Praktisi psikologi anak dan pendidikan Najelaa Shihab menuturkan kompetensi penting di pendidikan anak usia dini adalah kemampuan pra literasi, memahami percakapan, mengamati, dan mengajukan pertanyaan. Kemudian melatih kepekaan sensoris, memusatkan konsentrasi, memahami kuantitas, mencintai buku, dan cerita.
’’Jadi memang seharusnya tidak ada kewajiban anak masuk SD dengan kemampuan calistung,’’ katanya. Menurutnya Kemendikbud boleh saja mengeluarkan regulasi baru terkait larangan tes calistung masuk SD. Tetapi Najelaa mengingatkan bahwa sejatinya sudah ada regulasi pelarangan itu.
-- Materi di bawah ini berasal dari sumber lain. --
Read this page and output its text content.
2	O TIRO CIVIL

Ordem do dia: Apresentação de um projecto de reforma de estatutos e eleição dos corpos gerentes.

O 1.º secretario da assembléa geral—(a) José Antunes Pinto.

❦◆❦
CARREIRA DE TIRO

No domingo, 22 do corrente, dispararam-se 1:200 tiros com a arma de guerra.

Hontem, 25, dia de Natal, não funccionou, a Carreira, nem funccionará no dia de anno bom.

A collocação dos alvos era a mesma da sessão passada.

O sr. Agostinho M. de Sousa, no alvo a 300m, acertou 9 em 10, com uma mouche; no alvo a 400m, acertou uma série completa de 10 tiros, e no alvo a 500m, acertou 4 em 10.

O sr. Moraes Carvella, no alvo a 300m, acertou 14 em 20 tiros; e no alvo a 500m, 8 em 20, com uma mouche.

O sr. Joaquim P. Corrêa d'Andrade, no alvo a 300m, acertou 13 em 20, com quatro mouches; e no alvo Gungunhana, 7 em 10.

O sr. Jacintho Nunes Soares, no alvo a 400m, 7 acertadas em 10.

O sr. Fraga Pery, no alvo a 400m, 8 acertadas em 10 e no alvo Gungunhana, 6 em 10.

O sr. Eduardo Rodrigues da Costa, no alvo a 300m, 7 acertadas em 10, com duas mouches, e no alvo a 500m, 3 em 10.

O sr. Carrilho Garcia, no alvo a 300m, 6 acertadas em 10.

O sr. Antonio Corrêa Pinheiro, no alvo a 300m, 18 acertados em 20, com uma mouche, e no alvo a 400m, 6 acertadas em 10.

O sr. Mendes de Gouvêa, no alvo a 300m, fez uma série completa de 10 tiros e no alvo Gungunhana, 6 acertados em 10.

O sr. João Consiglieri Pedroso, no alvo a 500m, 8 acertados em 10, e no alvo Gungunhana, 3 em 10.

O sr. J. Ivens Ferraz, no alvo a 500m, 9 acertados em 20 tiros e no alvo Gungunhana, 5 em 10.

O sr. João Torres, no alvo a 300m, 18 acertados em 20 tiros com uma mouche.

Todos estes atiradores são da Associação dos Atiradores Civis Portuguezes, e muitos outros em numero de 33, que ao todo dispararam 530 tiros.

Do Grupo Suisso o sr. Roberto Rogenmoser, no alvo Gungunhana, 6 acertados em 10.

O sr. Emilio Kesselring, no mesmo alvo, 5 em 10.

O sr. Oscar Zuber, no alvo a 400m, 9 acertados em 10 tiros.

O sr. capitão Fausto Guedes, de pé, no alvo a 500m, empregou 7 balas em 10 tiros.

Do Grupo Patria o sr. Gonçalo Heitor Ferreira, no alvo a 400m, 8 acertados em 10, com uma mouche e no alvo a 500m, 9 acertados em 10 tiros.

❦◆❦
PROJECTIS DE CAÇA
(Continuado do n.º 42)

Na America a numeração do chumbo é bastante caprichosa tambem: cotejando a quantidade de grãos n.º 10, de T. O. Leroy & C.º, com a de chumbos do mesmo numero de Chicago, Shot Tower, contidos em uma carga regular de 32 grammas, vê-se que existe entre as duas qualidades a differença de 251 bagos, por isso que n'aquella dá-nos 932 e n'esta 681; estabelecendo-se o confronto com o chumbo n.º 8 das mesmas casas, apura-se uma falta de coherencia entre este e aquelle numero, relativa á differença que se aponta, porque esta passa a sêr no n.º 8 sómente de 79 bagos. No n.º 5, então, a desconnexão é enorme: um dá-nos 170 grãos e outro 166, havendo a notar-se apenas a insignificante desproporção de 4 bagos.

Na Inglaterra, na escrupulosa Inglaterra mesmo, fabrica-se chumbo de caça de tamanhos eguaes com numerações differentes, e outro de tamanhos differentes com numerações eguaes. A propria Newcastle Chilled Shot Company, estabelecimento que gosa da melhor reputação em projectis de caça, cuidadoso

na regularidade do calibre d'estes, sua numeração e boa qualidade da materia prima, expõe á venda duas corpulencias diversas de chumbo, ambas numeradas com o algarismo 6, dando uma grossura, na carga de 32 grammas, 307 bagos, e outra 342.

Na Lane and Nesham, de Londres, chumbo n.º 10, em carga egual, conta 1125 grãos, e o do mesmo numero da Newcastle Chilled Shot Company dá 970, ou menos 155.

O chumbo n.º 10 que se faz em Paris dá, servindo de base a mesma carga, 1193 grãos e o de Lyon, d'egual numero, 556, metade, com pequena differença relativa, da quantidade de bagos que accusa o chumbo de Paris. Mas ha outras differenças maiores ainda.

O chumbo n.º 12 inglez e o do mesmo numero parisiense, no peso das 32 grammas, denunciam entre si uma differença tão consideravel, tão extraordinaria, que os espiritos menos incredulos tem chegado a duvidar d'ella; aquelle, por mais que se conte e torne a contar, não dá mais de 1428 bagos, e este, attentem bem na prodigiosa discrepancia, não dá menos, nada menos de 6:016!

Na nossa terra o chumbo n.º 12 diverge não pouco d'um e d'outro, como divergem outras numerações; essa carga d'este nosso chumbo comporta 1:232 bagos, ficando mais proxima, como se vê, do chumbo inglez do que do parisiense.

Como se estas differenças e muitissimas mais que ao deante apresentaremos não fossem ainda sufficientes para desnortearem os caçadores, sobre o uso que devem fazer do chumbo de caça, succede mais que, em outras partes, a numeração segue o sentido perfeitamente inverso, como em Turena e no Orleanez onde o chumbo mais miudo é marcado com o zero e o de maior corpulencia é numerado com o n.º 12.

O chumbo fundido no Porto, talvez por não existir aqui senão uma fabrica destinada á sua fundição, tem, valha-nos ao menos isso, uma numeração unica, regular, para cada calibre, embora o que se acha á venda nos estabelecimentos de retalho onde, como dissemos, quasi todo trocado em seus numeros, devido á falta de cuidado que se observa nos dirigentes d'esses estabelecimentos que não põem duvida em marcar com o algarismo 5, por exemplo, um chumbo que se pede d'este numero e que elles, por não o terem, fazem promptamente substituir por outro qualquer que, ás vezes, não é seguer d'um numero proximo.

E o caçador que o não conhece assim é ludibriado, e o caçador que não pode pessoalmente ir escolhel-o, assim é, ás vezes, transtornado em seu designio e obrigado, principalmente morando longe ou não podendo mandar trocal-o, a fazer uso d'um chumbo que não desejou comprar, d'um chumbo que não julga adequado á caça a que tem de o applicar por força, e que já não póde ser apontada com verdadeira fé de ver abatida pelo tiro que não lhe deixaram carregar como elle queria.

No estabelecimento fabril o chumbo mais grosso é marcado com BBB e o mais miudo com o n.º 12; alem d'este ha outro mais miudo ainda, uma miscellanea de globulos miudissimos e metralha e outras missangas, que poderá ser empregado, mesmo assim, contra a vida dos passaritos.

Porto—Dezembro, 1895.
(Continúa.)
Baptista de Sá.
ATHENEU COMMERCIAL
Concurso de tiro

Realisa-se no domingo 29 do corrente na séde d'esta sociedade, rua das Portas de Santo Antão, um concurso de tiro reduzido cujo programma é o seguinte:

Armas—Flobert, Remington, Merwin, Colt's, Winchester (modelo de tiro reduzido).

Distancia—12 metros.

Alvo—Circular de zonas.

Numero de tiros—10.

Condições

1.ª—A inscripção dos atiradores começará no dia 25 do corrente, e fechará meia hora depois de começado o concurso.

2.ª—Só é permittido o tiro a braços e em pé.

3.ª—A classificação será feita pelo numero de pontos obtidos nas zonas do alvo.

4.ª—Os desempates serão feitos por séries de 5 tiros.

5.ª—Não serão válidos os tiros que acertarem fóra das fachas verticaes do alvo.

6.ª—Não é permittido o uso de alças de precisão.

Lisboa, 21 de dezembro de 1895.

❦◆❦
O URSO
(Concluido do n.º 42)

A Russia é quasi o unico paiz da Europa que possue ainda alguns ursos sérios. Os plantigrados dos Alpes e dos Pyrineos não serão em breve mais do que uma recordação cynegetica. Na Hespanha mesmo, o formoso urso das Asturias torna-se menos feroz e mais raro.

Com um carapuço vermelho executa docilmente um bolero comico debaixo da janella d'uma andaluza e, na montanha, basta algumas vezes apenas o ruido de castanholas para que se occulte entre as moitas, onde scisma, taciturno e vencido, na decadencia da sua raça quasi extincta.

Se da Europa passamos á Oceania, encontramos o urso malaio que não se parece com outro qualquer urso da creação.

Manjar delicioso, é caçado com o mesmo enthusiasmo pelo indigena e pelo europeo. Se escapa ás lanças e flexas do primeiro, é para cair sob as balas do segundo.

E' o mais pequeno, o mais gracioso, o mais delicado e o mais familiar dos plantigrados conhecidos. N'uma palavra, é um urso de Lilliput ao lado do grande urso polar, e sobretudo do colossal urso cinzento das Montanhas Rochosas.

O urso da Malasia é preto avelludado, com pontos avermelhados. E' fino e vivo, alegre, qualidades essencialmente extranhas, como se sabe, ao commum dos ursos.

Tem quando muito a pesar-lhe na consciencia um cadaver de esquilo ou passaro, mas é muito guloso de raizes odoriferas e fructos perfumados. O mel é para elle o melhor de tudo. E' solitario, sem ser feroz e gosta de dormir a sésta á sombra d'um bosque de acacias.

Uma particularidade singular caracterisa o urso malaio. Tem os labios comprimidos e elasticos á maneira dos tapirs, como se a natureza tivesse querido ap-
Namun di lapangan terbukti tidak efektif.
Masih banyak SD yang menerapkan ujian calistung untuk penerimaan siswa baru. Kemudian orang tua cenderung berparadigma menyamakan TK seperti bimbel calistung. Sehingga mereka menuntut ke pengelola TK supaya anaknya bisa membaca. Kemudian ada orangtua juga meminta pengelola SD memberlakukan ujian calistung. Sebab anaknya selama di TK sudah diajarkan calistung sesuai keinginannya. (wan/jpg)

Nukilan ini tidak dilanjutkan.